Key Takeaways for Classic SCM

  • Low-volatility series
    Synthetic controls work best with aggregate, relatively smooth series.
    Condition (informal): the pre-treatment volatility should be small relative to the signal, e.g. \[ \frac{\operatorname{sd}(y_{1t \in \mathcal{T}_{1}})}{\overline{y}_{1t \in \mathcal{T}_{1}}} \quad\text{is small.} \]

  • Extended pre-intervention period
    A long pre-treatment window improves identification.
    Condition: the number of pre-periods \(T_0\) should be sufficiently large: \[ T_0 \gg r \quad\text{(where $r$ is the effective number of latent factors).} \]

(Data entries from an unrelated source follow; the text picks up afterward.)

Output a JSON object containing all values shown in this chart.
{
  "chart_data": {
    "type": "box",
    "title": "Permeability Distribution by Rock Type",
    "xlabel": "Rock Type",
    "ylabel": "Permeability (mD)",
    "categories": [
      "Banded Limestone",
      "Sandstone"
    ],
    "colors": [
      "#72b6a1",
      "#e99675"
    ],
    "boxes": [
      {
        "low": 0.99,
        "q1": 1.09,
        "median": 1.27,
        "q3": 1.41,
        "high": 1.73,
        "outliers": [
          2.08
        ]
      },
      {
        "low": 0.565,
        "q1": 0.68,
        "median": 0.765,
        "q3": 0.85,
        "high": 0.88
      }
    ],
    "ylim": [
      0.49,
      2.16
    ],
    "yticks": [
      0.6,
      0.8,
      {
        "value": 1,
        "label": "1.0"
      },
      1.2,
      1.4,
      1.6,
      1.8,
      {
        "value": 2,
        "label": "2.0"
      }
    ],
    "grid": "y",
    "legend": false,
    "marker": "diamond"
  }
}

  • Small, relevant donor pool
    More donors can increase interpolation bias and overfitting. Prefer a smaller donor set.
    Condition (selection): restrict donor count \(J\) relative to pre-period information, e.g. \[ J \lesssim c \cdot T_0 \quad\text{for some modest constant } c, \]

  • Sparsity aids interpretability
    Fewer nonzero weights make the synthetic control easier to interpret.
    Condition: prefer weight vectors \(\mathbf{w}\) with small support: \[ \|\mathbf{w}\|_0 << J \quad\text{or use the } \ell_1 \text{ norm: } \|\mathbf{w}\|_1 \]

  • Plot your treated unit versus the donors (seriously)
    Visual diagnostics: check level/trend alignment and extreme donors before fitting.
    Diagnostic: inspect \(\{y_{jt}\}_{j\in \mathcal{J}_{0}}\) vs. \(y_{1t}\) for \(t \in \mathcal{T}_{1}\).

  • Good pre-treatment fit matters
    If pre-fit error is large, post-treatment inferences are unreliable.
    Condition (quantitative): require a low pre-fit RMSE: \[ \text{RMSE}_{t \in \mathcal{T}_{1}} = \sqrt{\frac{1}{T_0}\sum_{t \in \mathcal{T}_{1}}\big(y_{1t}-\hat y_{1t}\big)^2} \]

  • Out-of-sample validation is essential
    Use placebo tests (in-time and in-space) to check robustness.
    Condition (placebo): the treated unit’s post-treatment gap should be an outlier relative to the placebo distribution. If \(\widehat{\text{ATT}}_1\) is the treated ATT and \(\{\widehat{\text{ATT}}_j\}_{j\neq 1}\) are placebo ATTs, \[ p\text{-value} \approx \frac{1}{J}\sum_{j\neq 1} \mathbf{1}\big(|\widehat{\text{ATT}}_j|\ge |\widehat{\text{ATT}}_1|\big) \] should be small. Furthermore, the ATT for the real treatment period should not change substantively given reasonable in-time placebos.